HISTORY OF THE LAST GLACIAL MAXIMUM AND SUBSEQUENT RECESSION ALONGSIDE HATHERTON GLACIER, ANTARCTICA


KING, Courtney C.1, HILLEBRAND, Trevor R.2, STONE, John O.2 and HALL, Brenda L.1, (1)School of Earth and Climate Sciences & Climate Change Institute, University of Maine, Orono, ME 04469, (2)Department of Earth and Space Sciences, University of Washington, Seattle, WA 98195, courtney.king@maine.edu

Well-constrained glacial geologic data from the maximum and termination of the last ice age afford key insights into the behavior of the Antarctic Ice Sheet (AIS) under a rapidly changing climate and offer benchmarks for model simulations. Here, we present new data on the timing and style of the local last glacial maximum and subsequent deglaciation of Hatherton Glacier, an outlet of the AIS in the Ross Sea sector.
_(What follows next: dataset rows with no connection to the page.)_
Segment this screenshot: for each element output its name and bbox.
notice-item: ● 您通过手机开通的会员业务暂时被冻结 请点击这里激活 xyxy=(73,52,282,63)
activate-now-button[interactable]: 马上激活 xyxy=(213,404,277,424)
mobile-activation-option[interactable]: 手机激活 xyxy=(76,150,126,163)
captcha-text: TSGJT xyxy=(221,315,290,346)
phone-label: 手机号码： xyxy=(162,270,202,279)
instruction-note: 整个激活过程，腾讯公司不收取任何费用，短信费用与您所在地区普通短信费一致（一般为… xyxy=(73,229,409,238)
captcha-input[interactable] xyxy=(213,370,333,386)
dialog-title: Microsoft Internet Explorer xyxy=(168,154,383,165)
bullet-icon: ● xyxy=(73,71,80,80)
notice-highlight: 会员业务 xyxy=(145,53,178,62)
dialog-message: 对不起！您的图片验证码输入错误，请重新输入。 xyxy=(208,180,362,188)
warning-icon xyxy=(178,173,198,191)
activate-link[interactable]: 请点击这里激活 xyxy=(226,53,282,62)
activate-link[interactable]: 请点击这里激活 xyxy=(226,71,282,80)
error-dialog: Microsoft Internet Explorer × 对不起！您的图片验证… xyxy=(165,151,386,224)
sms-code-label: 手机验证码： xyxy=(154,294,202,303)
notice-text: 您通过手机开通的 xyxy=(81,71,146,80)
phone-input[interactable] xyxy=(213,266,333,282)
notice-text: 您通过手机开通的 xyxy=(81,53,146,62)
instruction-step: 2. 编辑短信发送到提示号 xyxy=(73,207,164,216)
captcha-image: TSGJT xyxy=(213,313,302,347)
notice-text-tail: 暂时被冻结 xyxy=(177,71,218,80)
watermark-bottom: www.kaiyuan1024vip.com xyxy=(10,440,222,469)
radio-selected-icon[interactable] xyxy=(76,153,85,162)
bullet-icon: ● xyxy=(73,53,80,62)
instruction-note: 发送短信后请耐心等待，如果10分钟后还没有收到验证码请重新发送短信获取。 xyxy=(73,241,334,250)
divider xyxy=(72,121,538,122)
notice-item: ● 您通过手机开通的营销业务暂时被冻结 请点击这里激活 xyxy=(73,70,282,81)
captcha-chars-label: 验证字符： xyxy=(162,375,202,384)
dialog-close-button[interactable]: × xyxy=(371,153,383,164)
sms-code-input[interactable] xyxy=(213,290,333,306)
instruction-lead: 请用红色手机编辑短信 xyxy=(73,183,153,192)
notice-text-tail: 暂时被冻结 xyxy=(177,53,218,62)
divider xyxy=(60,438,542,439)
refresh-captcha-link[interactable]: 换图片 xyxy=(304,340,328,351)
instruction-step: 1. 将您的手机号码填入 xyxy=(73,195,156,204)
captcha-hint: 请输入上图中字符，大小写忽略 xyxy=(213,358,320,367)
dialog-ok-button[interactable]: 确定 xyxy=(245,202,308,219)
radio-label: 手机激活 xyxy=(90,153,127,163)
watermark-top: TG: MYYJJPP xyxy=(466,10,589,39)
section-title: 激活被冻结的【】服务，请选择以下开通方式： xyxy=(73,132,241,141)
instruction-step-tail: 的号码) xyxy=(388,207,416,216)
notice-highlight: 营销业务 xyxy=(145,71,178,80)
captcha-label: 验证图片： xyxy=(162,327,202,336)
The current paradigm is that during the last glacial maximum (LGM), the expanded AIS grounded across what today is the Ross Sea. This grounded Ross Sea Ice Sheet caused inflowing ice from outlet glaciers and ice streams entering the embayment from East and West Antarctica, respectively, to thicken. Widespread deposits in the adjacent and now ice-free valleys provide evidence of these outlet glaciers achieving and then abandoning their LGM positions. However, previous chronologic information from Hatherton Glacier affords conflicting stories of the ice sheet’s LGM history, with one interpretation casting doubt on whether the outlet glacier thickened at all during the maximum of the last glaciation. We re-evaluated the LGM history of Hatherton Glacier by carrying out our own systematic radiocarbon dating study using more than 150 dates of subfossil algae from glacial deposits and from former ice-dammed ponds associated with the ice-margin. Our work shows that the last high-stand of Hatherton Glacier occurred approximately 10 ka and subsequent ice recession was gradual throughout the Holocene. This new chronology, constructed from three sites along the glacier, is consistent with evidence elsewhere in the Transantarctic Mountains that suggests maximum ice levels during the last ice age were reached during the termination of the global ice age, possibly as a result of increased precipitation.